Order of writing equation

[Guest]

What is the best way to come up with equation
Consider the problem

How many liters of oil must be added to x liters of an oil-water solution that is y percent oil to produce a solution that is z percent oil?

Solution 1: this is what you guys have mentioned

(y/100)x + n = (z/100)(x + n)
xy + 100n = xz + zn
xy - xz = nz - 100n
xy - xz = n(z - 100)

n = xy - xz
_________
z - 100


Solution 2: this is the one i came up with


(z/100)(x+n) - (y/100)x = n
zx + zn - yx = 100n
zx - yx = 100n - zn
zx - yx
_______ = n
100 - n

Can you tell me what approach did i took wrong while designing equation. How can we be sure as what order to pick.

[RonPurewal]

zx - yx
_______ = n
100 - n

Can you tell me what approach did i took wrong while designing equation. How can we be sure as what order to pick.

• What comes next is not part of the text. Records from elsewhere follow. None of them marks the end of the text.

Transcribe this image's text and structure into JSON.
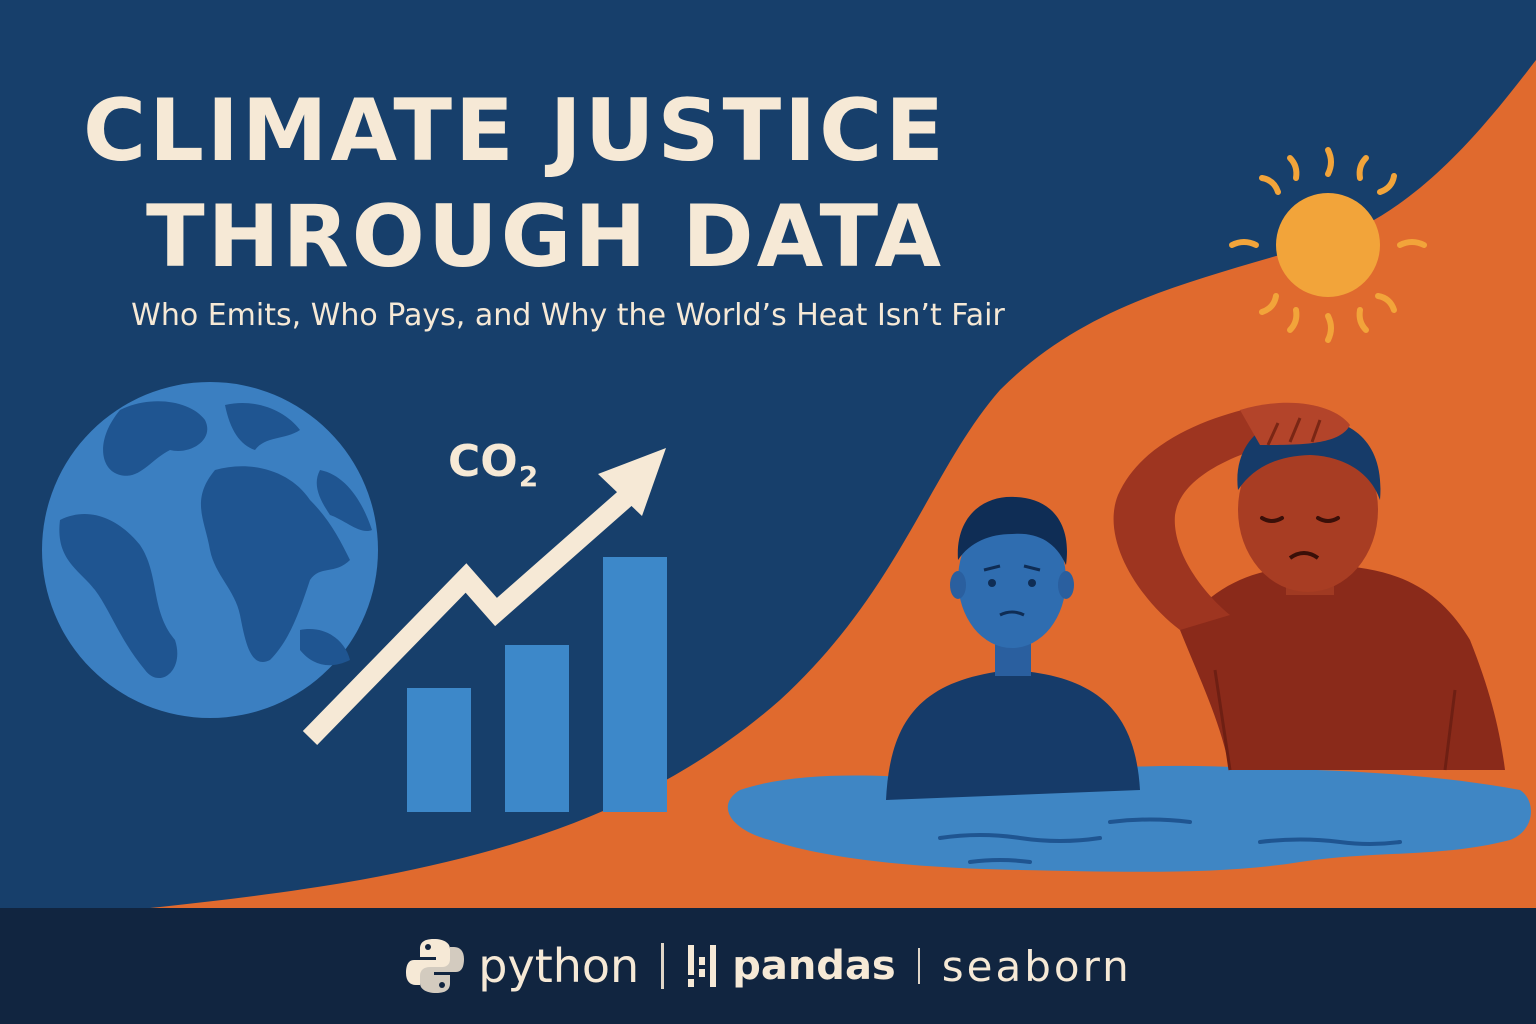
{
  "header": {
    "title_line1": "CLIMATE JUSTICE",
    "title_line2": "THROUGH DATA",
    "subtitle": "Who Emits, Who Pays, and Why the World’s Heat Isn’t Fair"
  },
  "chart_label": {
    "main": "CO",
    "subscript": "2"
  },
  "footer": {
    "python": "python",
    "pandas": "pandas",
    "seaborn": "seaborn"
  },
  "colors": {
    "navy_background": "#173f6b",
    "orange_wave": "#e06a2e",
    "cream_text": "#f6e9d6",
    "footer_band": "#112540",
    "water_blue": "#3f86c4",
    "sun_yellow": "#f2a43a"
  },
  "icons": [
    "globe-icon",
    "sun-icon",
    "trend-arrow-icon",
    "python-logo-icon",
    "pandas-logo-icon"
  ]
}
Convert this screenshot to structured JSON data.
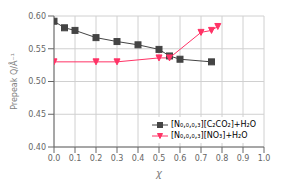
{
  "chart_data": {
    "type": "line",
    "xlabel": "χ",
    "ylabel": "Prepeak Q/Å⁻¹",
    "series": [
      {
        "name": "[N₀,₀,₀,₃][C₂CO₂]+H₂O",
        "color": "#444444",
        "marker": "square",
        "x": [
          0.0,
          0.05,
          0.1,
          0.2,
          0.3,
          0.4,
          0.5,
          0.55,
          0.6,
          0.75
        ],
        "values": [
          0.592,
          0.582,
          0.578,
          0.567,
          0.561,
          0.556,
          0.549,
          0.539,
          0.534,
          0.53
        ]
      },
      {
        "name": "[N₀,₀,₀,₃][NO₃]+H₂O",
        "color": "#ff3366",
        "marker": "triangle_down",
        "x": [
          0.0,
          0.2,
          0.3,
          0.5,
          0.55,
          0.7,
          0.75,
          0.78
        ],
        "values": [
          0.53,
          0.53,
          0.53,
          0.536,
          0.536,
          0.575,
          0.578,
          0.584
        ]
      }
    ],
    "xlim": [
      0.0,
      1.0
    ],
    "ylim": [
      0.4,
      0.6
    ],
    "xticks": [
      {
        "value": 0.0,
        "label": "0.0"
      },
      0.1,
      0.2,
      0.3,
      0.4,
      0.5,
      0.6,
      0.7,
      0.8,
      0.9,
      {
        "value": 1.0,
        "label": "1.0"
      }
    ],
    "yticks": [
      {
        "value": 0.4,
        "label": "0.40"
      },
      0.45,
      {
        "value": 0.5,
        "label": "0.50"
      },
      0.55,
      {
        "value": 0.6,
        "label": "0.60"
      }
    ],
    "grid": true,
    "legend": "lower right"
  }
}
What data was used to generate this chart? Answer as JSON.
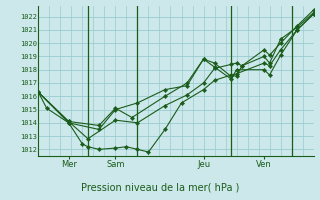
{
  "title": "Pression niveau de la mer( hPa )",
  "background_color": "#cce8ea",
  "grid_color": "#99ccd0",
  "line_color": "#1a5c1a",
  "xlim": [
    0,
    50
  ],
  "ylim": [
    1011.5,
    1022.8
  ],
  "yticks": [
    1012,
    1013,
    1014,
    1015,
    1016,
    1017,
    1018,
    1019,
    1020,
    1021,
    1022
  ],
  "day_ticks": [
    {
      "x": 5.5,
      "label": "Mer"
    },
    {
      "x": 14,
      "label": "Sam"
    },
    {
      "x": 30,
      "label": "Jeu"
    },
    {
      "x": 41,
      "label": "Ven"
    }
  ],
  "day_lines": [
    9,
    18,
    35,
    46
  ],
  "series": [
    [
      0,
      1016.3,
      1.5,
      1015.1,
      5.5,
      1014.0,
      8,
      1012.4,
      9,
      1012.2,
      11,
      1012.0,
      14,
      1012.1,
      16,
      1012.2,
      18,
      1012.0,
      20,
      1011.8,
      23,
      1013.5,
      26,
      1015.5,
      30,
      1016.5,
      32,
      1017.2,
      35,
      1017.6,
      36,
      1017.5,
      37,
      1018.3,
      41,
      1019.5,
      42,
      1019.1,
      44,
      1020.0,
      47,
      1021.3,
      50,
      1022.5
    ],
    [
      0,
      1016.3,
      5.5,
      1014.1,
      9,
      1012.8,
      14,
      1014.2,
      18,
      1014.0,
      23,
      1015.3,
      27,
      1016.1,
      30,
      1017.0,
      32,
      1018.1,
      35,
      1018.4,
      36,
      1018.5,
      37,
      1018.3,
      41,
      1019.0,
      42,
      1018.5,
      44,
      1020.3,
      47,
      1021.2,
      50,
      1022.3
    ],
    [
      0,
      1016.3,
      5.5,
      1014.0,
      11,
      1013.5,
      14,
      1015.0,
      18,
      1015.5,
      23,
      1016.5,
      27,
      1016.8,
      30,
      1018.8,
      32,
      1018.2,
      35,
      1017.3,
      36,
      1018.0,
      41,
      1018.0,
      42,
      1017.6,
      44,
      1019.1,
      47,
      1021.0,
      50,
      1022.2
    ],
    [
      0,
      1016.3,
      5.5,
      1014.1,
      11,
      1013.8,
      14,
      1015.1,
      17,
      1014.4,
      23,
      1016.0,
      27,
      1017.0,
      30,
      1018.8,
      32,
      1018.5,
      35,
      1017.5,
      36,
      1017.7,
      41,
      1018.5,
      42,
      1018.3,
      44,
      1019.5,
      47,
      1021.0,
      50,
      1022.2
    ]
  ]
}
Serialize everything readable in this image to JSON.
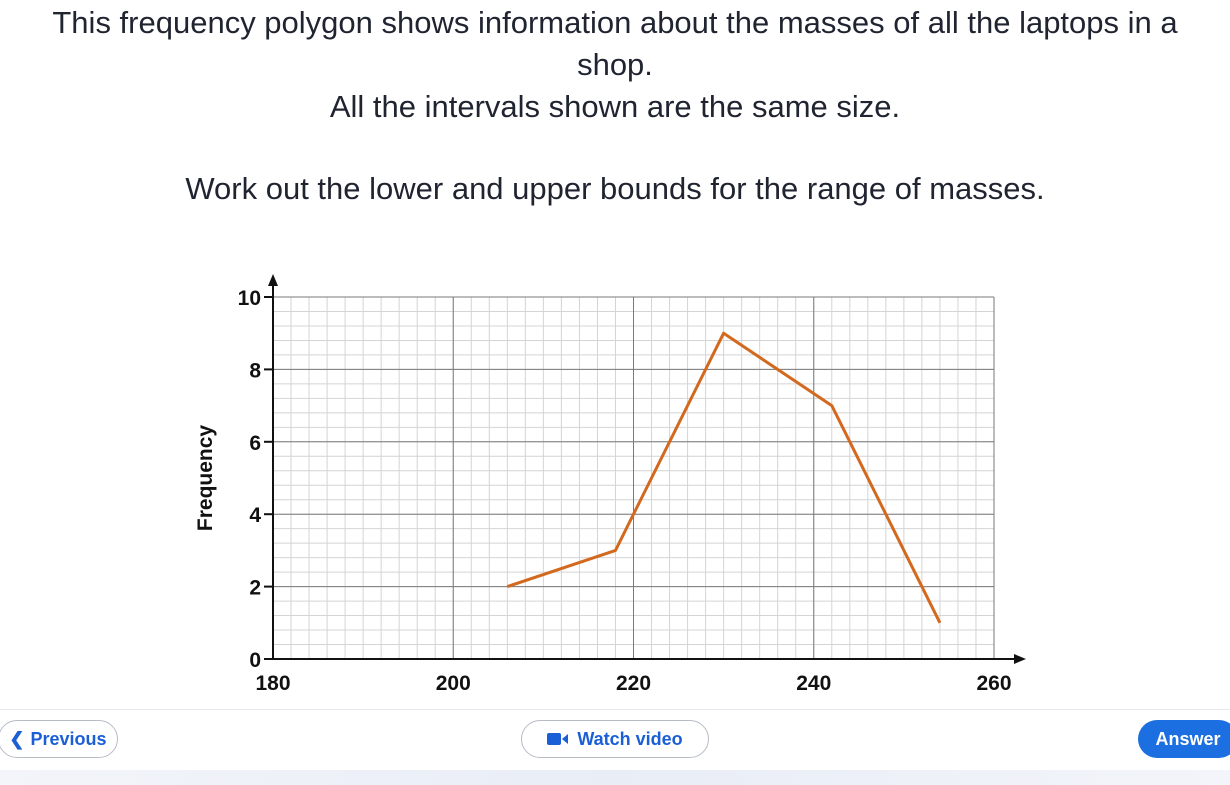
{
  "question": {
    "intro": "This frequency polygon shows information about the masses of all the laptops in a shop.",
    "note": "All the intervals shown are the same size.",
    "task": "Work out the lower and upper bounds for the range of masses."
  },
  "chart_data": {
    "type": "line",
    "x": [
      206,
      218,
      230,
      242,
      254
    ],
    "values": [
      2,
      3,
      9,
      7,
      1
    ],
    "color": "#d2691e",
    "xlim": [
      180,
      260
    ],
    "ylim": [
      0,
      10
    ],
    "xticks": [
      180,
      200,
      220,
      240,
      260
    ],
    "yticks": [
      0,
      2,
      4,
      6,
      8,
      10
    ],
    "y_label": "Frequency",
    "grid": true
  },
  "buttons": {
    "previous": "Previous",
    "watch_video": "Watch video",
    "answer": "Answer"
  }
}
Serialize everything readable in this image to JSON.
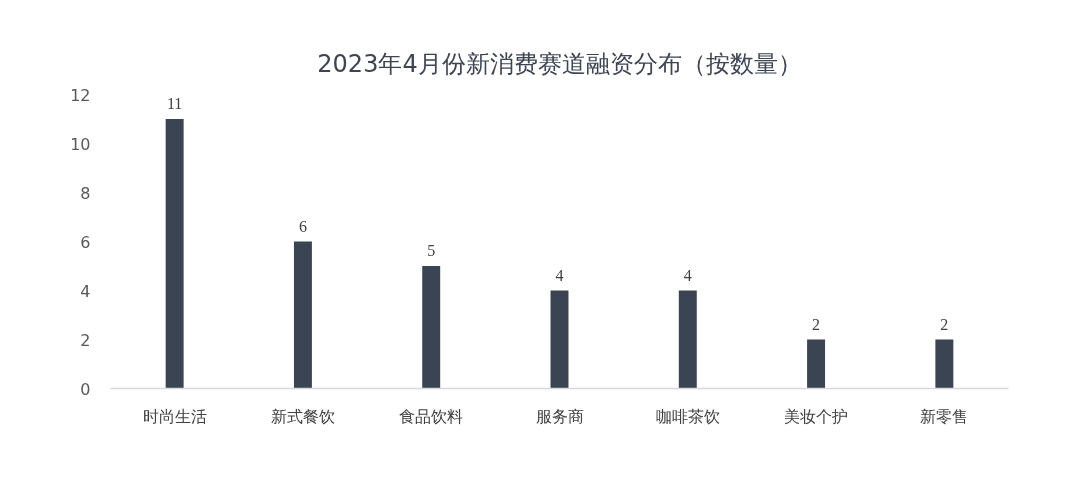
{
  "chart_data": {
    "type": "bar",
    "title": "2023年4月份新消费赛道融资分布（按数量）",
    "categories": [
      "时尚生活",
      "新式餐饮",
      "食品饮料",
      "服务商",
      "咖啡茶饮",
      "美妆个护",
      "新零售"
    ],
    "values": [
      11,
      6,
      5,
      4,
      4,
      2,
      2
    ],
    "color": "#3b4452",
    "ylim": [
      0,
      12
    ],
    "yticks": [
      0,
      2,
      4,
      6,
      8,
      10,
      12
    ],
    "grid": false,
    "data_labels": true
  }
}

well, your denominator is actually supposed to be "100 - z", but nothing else is wrong.

your numerator is the opposite of our numerator, and your denominator is the opposite of our denominator. the two negatives cancel, leaving identical fractions.

it's actually the same reason that, say, -3/-7 is the same fraction as 3/7, or, slightly more complicatedly, (x - y) / (a - b) is the same fraction as (y - x) / (b - a).

if you don't buy this or don't see how it works, try plugging in a few concrete numbers and seeing what happens for yourself.

[Guest]

I clearly see what you are saying and thats what i reach as well, but when you reach my solution and don't find that option, it gets confusing.
And at that point you don't think as you should take negative common. So my question is not if they are different but question is what is the right approach to avoid such situations.

[RonPurewal]

I clearly see what you are saying and thats what i reach as well, but when you reach my solution and don't find that option, it gets confusing.
And at that point you don't think as you should take negative common. So my question is not if they are different but question is what is the right approach to avoid such situations.

well, the best approach is to learn "such situations", from every problem that you ever study.

after every single problem you ever solve, stop and ask yourself the following question:
"what have i learned from this problem that i can turn around and apply to another problem?"

in the case of this problem, you've learned about equivalent representations of fractions involving differences and/or negatives: if you flip the signs in both the numerator and denominator of a fraction, you get a different-looking fraction that is in fact equal to the original fraction.